The R&M asked Helton to work with staff in formalizing the Independent Market Monitor’s role in the stakeholder process. The IMM is currently free to comment on revisions requests and participate in the discussions.
The board will vote on the TAC proposals during its December meeting.
Directors Approve Nine Rule Changes
The board passed six nodal protocol revision requests (NPRRs), a modification to the Nodal Operating Guide and two system change requests (SCRs) during the meeting:
- NPRR1058: requires quicker updates by QSEs to the telemetered resource status, high sustained limit (HSL) and other relevant information, improving the physical responsive capability calculation’s validity and dispatch.
- NPRR1084: allows ERCOT to publicly provide information about resources’ forced outages, forced derates and start-up loading failures in a more complete and timely manner.
- NPRR1118: clarifies the outage schedule adjustment (OSA) process to improve the terminology and clarifies the process for issuing advanced action notices and OSAs, as well as offer submission and RUC procedures after an OSA is issued.
- NPRR1127: clarifies which entities are required to have hotline and 24/7 communications with ERCOT, and requires those entities answer each hotline call to proactively ensure situational awareness during emergency situations.
- NPRR1139: replaces the usage of the wind-powered generation resource and photovoltaic generation resource productions with the HSL of an intermittent renewable resource as reflected in the current operating plan.
- NPRR1140: permits generation resources to recover their fuel costs when instructed to start because of an RUC and operate above the resource’s low sustained limit.
- NOGRR241: clarifies which entities are required to have hotline and 24/7 communications with ERCOT, and requires those entities answer each hotline call to proactively ensure situational awareness during emergency situations.
- SCR820: builds on the hotline communication process by developing a web-based platform supporting real-time, bidirectional, “send-review” messaging between ERCOT operators and transmission operators during emergency event coordination.

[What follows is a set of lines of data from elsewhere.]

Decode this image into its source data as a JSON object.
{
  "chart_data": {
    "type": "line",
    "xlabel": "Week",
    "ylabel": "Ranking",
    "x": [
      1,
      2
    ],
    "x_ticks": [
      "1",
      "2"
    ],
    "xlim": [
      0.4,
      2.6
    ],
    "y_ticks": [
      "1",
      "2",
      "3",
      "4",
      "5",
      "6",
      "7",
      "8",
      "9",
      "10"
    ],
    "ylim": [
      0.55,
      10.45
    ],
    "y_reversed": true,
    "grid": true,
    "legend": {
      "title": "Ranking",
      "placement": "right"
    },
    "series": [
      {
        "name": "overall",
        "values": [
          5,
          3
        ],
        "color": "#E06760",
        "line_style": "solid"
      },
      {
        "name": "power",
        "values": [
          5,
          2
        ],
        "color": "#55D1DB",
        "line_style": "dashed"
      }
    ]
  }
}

- SCR823: requests that ERCOT upload a flat file received from each affected transmission/distribution service provider (TDSP) that contains all their electric service identifiers (ESI), besides those that have been retired. This flat file would allow all retail electric providers to have county names associated to all ESIs on the very first day following the go-live of Texas SET V5.0 production.